I have been reading a good bit by Joseph Ratzinger, now Pope Benedict XVI. He has authored over forty volumes, as well as scores of essays. No modern pope has written so much theology. One theme rises to the surface again and again in his writings: the tense realtionship that exists between church and culture.

Following Vatican II, in the 1960’s, Ratzinger argued that the detente that existed between the church and the world was leading the church astray. He wrote:

It is time to find again the courage of nonconformism, the capacity to oppose many of the trends of the surrounding culture, renouncing a certain euphoric post-conciliar solidarity. . . . I am convinced that the damage we have incurred in these twenty years is due, not to the "true" council, but to the unleashing within the Church of latent polemical and centrifugal forces; and outside the Church it is due to the confrontation with a cultural revolution in the West:the success of the upper middle class, the new "tertiary bourgeoisie," with its liberal-radical ideology of individualistic, rationalistic and hedonistic stamp.

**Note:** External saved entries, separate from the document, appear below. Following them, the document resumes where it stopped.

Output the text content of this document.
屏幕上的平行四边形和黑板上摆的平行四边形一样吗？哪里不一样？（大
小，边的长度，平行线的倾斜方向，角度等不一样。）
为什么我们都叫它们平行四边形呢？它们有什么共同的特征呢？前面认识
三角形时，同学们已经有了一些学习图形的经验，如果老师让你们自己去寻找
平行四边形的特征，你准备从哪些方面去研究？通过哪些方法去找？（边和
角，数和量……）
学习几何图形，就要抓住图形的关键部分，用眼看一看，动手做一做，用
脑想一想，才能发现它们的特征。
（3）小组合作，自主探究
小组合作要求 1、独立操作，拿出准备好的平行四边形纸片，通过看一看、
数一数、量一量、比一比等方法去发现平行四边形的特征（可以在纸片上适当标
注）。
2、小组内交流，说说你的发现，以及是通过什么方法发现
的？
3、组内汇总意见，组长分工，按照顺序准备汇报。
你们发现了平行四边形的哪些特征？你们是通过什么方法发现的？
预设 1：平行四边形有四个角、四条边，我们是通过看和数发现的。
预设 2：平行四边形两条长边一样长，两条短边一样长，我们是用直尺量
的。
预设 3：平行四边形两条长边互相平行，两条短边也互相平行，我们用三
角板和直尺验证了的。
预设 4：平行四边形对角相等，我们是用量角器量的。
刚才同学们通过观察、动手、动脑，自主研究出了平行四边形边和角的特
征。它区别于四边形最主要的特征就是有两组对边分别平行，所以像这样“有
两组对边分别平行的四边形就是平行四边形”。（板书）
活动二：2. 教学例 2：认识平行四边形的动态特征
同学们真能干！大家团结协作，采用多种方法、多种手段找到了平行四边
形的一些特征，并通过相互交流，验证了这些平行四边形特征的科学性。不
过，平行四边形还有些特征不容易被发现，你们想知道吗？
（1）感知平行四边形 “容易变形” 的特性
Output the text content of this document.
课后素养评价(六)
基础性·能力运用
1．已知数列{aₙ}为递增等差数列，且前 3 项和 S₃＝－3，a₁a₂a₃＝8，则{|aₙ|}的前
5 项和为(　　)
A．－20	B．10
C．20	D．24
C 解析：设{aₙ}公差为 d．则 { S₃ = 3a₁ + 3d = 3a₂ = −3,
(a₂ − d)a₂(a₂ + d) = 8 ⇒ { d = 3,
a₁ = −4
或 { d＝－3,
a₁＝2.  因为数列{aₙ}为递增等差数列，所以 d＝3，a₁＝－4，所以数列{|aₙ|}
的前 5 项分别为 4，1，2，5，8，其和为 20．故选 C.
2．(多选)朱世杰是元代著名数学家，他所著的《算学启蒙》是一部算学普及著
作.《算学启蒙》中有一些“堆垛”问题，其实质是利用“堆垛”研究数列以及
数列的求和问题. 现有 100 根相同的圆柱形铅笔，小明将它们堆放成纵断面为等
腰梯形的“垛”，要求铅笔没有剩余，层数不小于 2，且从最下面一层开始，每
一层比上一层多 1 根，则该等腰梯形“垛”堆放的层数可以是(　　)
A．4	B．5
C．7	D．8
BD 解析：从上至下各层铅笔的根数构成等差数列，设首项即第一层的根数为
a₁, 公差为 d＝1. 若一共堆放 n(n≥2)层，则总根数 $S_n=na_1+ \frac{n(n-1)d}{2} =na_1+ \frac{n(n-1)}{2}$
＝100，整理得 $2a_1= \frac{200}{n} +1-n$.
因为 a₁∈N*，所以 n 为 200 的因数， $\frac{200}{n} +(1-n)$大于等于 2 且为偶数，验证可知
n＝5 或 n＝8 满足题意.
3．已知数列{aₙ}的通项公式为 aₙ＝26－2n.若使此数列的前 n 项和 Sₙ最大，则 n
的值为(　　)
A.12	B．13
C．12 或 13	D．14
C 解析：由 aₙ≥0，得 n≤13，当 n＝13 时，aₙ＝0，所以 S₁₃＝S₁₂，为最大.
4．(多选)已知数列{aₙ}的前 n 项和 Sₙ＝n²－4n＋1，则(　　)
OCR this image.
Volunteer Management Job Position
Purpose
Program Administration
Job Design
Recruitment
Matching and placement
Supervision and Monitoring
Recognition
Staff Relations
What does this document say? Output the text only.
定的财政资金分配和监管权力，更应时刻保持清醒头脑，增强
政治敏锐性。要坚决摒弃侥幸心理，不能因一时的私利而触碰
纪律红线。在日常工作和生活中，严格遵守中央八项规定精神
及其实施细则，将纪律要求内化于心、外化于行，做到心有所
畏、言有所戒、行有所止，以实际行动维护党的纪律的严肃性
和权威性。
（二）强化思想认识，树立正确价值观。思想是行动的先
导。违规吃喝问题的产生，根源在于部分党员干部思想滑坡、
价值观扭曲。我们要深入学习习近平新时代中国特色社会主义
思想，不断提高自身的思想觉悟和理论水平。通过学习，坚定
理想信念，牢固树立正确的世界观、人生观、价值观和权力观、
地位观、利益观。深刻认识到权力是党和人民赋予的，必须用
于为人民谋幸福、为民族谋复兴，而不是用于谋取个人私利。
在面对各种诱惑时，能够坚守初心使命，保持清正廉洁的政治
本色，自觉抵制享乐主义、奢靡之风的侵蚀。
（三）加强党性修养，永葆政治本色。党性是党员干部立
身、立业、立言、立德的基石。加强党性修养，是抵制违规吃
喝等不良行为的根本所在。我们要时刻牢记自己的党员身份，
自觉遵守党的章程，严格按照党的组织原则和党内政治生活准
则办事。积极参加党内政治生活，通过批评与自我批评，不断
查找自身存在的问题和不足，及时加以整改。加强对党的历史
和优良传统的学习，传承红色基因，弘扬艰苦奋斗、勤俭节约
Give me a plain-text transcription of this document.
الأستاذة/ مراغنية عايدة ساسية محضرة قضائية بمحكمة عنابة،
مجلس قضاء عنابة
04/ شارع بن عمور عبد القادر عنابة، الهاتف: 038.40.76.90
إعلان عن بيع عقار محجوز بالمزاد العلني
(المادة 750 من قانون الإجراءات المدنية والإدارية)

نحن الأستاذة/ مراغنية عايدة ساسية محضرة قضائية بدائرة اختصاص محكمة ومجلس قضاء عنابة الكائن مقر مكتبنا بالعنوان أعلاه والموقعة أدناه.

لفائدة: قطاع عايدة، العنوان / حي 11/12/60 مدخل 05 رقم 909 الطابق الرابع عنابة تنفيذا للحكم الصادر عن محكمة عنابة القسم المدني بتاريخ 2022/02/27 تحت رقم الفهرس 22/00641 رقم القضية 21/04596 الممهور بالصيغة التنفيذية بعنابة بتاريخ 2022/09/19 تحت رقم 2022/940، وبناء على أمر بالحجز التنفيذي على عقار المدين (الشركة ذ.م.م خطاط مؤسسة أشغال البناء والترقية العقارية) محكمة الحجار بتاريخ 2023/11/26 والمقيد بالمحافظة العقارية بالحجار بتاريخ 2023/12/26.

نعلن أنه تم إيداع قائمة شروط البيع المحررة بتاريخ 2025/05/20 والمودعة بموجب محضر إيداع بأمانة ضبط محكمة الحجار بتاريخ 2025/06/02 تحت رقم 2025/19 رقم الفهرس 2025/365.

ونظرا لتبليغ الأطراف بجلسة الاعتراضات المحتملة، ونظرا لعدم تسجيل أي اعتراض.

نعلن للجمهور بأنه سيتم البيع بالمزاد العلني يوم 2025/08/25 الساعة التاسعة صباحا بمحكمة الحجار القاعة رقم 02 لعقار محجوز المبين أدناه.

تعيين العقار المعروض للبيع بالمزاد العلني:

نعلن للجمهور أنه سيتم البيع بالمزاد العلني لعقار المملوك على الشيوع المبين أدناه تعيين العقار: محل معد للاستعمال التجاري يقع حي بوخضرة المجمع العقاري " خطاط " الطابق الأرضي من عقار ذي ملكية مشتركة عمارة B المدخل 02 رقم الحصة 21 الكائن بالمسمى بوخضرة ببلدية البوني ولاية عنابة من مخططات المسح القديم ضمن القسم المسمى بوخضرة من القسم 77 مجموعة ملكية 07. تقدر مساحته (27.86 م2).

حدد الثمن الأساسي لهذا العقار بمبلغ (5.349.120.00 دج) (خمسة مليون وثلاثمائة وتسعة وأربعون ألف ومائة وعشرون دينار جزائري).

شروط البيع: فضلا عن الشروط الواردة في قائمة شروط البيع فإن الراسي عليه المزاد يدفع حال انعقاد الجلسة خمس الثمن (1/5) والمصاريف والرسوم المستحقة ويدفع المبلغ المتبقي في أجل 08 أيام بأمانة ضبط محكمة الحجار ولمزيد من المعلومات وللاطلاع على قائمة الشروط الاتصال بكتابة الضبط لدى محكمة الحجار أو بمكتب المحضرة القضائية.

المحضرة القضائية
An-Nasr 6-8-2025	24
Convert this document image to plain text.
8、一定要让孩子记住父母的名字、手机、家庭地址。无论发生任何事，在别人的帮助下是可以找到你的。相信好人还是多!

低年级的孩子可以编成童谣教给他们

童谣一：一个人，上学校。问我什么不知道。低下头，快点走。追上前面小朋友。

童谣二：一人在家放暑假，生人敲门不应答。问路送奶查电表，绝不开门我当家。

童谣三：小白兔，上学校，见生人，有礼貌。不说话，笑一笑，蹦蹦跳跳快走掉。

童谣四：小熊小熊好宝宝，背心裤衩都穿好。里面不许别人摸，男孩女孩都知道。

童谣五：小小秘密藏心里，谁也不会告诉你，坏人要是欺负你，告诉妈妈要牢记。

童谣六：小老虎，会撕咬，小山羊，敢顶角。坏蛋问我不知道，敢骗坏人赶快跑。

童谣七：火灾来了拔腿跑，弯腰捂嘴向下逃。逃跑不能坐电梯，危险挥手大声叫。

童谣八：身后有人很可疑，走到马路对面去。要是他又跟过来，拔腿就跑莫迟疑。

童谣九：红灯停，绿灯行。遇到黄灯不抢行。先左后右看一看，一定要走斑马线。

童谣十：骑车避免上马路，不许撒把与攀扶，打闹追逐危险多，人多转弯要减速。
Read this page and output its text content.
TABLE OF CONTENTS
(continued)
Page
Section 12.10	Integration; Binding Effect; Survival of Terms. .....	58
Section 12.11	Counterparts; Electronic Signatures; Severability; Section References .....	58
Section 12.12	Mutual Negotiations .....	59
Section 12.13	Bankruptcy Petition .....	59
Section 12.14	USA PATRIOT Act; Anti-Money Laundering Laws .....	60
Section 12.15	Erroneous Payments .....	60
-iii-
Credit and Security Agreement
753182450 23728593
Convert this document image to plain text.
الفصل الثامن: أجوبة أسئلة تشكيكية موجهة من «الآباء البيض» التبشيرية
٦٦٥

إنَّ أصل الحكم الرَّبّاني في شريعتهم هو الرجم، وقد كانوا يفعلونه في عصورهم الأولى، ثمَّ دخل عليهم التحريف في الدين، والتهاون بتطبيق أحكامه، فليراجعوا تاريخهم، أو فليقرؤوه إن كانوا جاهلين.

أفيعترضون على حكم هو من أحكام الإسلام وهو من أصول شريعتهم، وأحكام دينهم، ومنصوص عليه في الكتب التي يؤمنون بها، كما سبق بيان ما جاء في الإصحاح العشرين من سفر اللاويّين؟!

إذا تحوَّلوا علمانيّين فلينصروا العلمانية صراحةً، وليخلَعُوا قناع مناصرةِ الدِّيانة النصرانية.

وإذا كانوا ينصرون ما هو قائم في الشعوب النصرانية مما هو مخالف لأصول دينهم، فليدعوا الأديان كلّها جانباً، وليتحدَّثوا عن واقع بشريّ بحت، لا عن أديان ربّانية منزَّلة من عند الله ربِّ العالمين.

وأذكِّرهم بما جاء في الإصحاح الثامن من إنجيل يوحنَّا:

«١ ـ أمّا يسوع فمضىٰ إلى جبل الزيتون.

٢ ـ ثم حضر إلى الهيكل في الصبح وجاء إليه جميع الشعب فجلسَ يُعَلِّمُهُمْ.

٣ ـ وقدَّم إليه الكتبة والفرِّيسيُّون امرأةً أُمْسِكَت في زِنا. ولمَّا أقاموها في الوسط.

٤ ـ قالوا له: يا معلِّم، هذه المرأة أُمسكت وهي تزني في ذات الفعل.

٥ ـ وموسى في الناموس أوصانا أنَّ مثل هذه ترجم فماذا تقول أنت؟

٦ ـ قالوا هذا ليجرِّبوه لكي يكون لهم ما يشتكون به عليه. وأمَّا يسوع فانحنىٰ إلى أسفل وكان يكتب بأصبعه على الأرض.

He went on to argue that too many theologians learned to take their starting point from "the signs of the times" discovered in the world and not from the church’s tradition and doctrines. In a 1996 interview he added, "We ought to have the courage to rise up against what is regarded as ‘normal’ for a person at the end of the twentieth century and to rediscover faith in its simplicity."

So, what does this have to say to evangelicals? A great deal I believe. We were never inclined to Marxism or the various radical social theories that racked the Catholic Church. Yet we began to take our cues from the world, in a different way, following the 1960’s. We didn’t catch up (we seem to never catch up in the evangelical world) to these trends until the mid-1970’s and 1980’s but catch up we did. We did so in typical evangelical fashion. First, we developed a theology of mission that put unvarnished stress upon numbers. This school of thought, dubbed "Church Growth" thinking, eventually captured a great deal of the emphasis on evangelism among our leaders. I lived through this era. It stiflled deep spirituality and serious liturgy.

The emphasis of this world-affirming culture came to rest, at least for baby-boomers, in the mega-church movement and the great success stories of Willow Creek and Saddleback. A generation of boomers, nurtured on the individualism of the 1960’s and 70’s, embraced what pop-culture saw as "normal" and ran with it. We created an entire sub-culture that included music, books and Jesus junk.

Second, evangelicals did consciously embrace a socio-religious agenda that was radically altered from a culture of the cross. We wanted a culture of fun and pleasure, a culture that fulfilled me. We were consumers and we simply applied consumerism to the church. This led us to look more and more like the world so that what we gave to the world was what they were "looking for." "What’s in it for me?" became the unwritten question. I once wondered, as the pastor of a small church for sixteen years, what would have happened if all the families that left our church, or visited our church and did not return because they were looking for the "what’s happening now" youth group or the "relevant" worship style, had remained and embraced the yoke of discipleship and mission with our committed flock? So many times I heard, "We love the preaching. The content and biblical teaching are great, but we need more for our _________(fill in the blank)" Not much has changed among boomers. They still build all-purpose Mall-like churches in suburbia. My hope now seems to be principally found among the emergent generation.

One of the problems with critical thought is that you will find allies in places you never imagined. Pope Benedict XVI is much more of an ally, for true evangelical soldiers of the cross, than an enemy. Evangelicals could learn a great deal from reading and watching him. I doubt most boomers will even bother. I have some hope for younger believers, however. When the winds of God begin to blow through the church again you can expect many Christians, and various Christian traditions, will have a part to play. This is, in part, a reason for my ecumenism. It is an ecumenism of the cross, not of politics and pragmatics.